Soon, a law will be proposed to improve the protection of children from sexual violence. For example, there will be a requirement for online service providers to detect materials about sexual abuse of children and report this to state authorities.

The legislation will ensure consistency with other legislative initiatives, in particular, with the proposal for the Digital Services Act (DSA).

RG: How do they resist fraud in the EU?

Mr Yury Zhdanov: They understand that in crisis conditions, fraud, including fraud with customs, excise duties and VAT, is a serious threat to the EU security. For example, counterfeit products account for 6.8% of EU imports and are a considerable source of income for OCGs. Medical and sanitary goods account for a significant and growing share of counterfeiting, a phenomenon that has increased alarmingly with the COVID-19 pandemic. Organised crime is engaged in the production and supply of counterfeit protective equipment, test kits and pharmaceuticals.

Organised crime gangs are increasingly involved in crimes such as counterfeiting pesticides and fraudulent use of the EU organic logo.

 

Key Question

 

Where is Money?

 

RG: And yet, the most painful issue for the mafia is money. They should not only be ‘raised’ but also legalised. This money keeps rolling out somewhere. Is Europol trying to find and hit where it hurts the most?

Mr Yury Zhdanov: Indeed, organised crime in the EU mainly depends on the ability to launder huge amounts of criminal proceeds. While three-quarters of criminal organisations still use basic methods to hide their illegal income, such as investing in real estate or other expensive goods, others rely on increasingly sophisticated methods with the help of ‘white-collar’ money laundering. The financial trail that criminals leave behind is a key indicator of their activities, providing investigators with useful leads and invaluable evidence for prosecuting criminals.

RG: How successful are they following this financial trail?

Mr Yury Zhdanov: Despite the development of the legislative framework for combatting money laundering and for asset recovery, only a small proportion of money laundering operations are detected and only 1% of criminal assets are confiscated. This is compounded by the wider use of financial channels with more limited supervision than the banking sector, such as virtual currencies.

Financial investigations are not being fully utilised, partly due to the insufficient capacity of law enforcement agencies to conduct these complex and burdensome investigations. Moreover, the narrow scope of application of the legal framework of confiscation further hinders the possibility of depriving criminals of their illegally obtained assets.

RG: Do law enforcement officers lack authority to fight the mafia?

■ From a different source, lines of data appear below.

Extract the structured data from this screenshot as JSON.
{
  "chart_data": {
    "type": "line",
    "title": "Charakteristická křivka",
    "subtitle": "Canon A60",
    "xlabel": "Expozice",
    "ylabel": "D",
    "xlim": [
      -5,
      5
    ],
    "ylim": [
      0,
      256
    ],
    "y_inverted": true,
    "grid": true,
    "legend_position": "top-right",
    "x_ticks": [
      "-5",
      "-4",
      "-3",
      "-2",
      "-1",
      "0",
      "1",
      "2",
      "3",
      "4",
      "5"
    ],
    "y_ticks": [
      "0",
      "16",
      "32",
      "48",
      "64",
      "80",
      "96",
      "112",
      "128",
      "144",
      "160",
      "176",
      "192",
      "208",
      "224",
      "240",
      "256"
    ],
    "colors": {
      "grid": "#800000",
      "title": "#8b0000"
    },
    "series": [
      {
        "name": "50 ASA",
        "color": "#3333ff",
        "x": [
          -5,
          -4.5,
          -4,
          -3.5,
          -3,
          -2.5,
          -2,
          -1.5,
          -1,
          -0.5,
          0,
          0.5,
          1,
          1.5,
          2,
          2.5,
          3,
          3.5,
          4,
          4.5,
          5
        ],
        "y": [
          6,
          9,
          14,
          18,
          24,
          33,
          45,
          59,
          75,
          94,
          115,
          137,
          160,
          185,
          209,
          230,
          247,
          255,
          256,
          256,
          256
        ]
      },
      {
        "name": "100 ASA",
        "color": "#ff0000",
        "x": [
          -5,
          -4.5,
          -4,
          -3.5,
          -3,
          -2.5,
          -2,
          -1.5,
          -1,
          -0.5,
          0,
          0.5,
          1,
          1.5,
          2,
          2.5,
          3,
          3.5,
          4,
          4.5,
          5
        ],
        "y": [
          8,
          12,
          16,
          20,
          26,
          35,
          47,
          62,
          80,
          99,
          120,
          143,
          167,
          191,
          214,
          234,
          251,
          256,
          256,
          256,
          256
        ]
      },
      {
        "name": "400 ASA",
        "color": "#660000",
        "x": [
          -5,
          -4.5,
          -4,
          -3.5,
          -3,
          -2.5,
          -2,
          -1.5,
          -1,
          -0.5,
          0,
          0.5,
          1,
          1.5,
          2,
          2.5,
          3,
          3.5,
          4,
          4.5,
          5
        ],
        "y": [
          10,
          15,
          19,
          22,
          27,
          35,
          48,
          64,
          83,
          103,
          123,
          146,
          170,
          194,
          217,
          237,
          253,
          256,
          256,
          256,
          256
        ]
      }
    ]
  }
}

Mr Yury Zhdanov: It turns out this way. Moreover, asset recovery units currently face problems in tracking assets, since they do not have, for example, the authority to temporarily freeze in order to prevent the dispersion of assets or direct and immediate access to certain public registries, such as central land registry or central company registry. The recovered assets are also not always managed effectively and are not used enough to compensate victims or to benefit the society.

However, by establishing the European Financial and Economic Crime Centre (EFECC), Europol has expanded its capabilities to support Member States in conducting financial investigations. Now the task is to step up efforts on freezing and confiscating through further strengthening of the legal framework at the EU level and reinforcement of the operational capabilities of asset recovery offices.

Therefore, legislative proposals are being prepared aimed at enhancing and developing the EU Anti-Money Laundering framework, at creating a single set of directly applicable rules and regulations in the second quarter of 2021.

RG: What is proposed specifically?

Mr Yury Zhdanov: It is proposed to strengthen supervision at the EU level and create an EU mechanism for coordinating and supporting financial intelligence units. It is equally necessary to further develop a culture of early financial investigations in all Member States and to build the investigators’ capacity to combat the financial spheres of organised crime.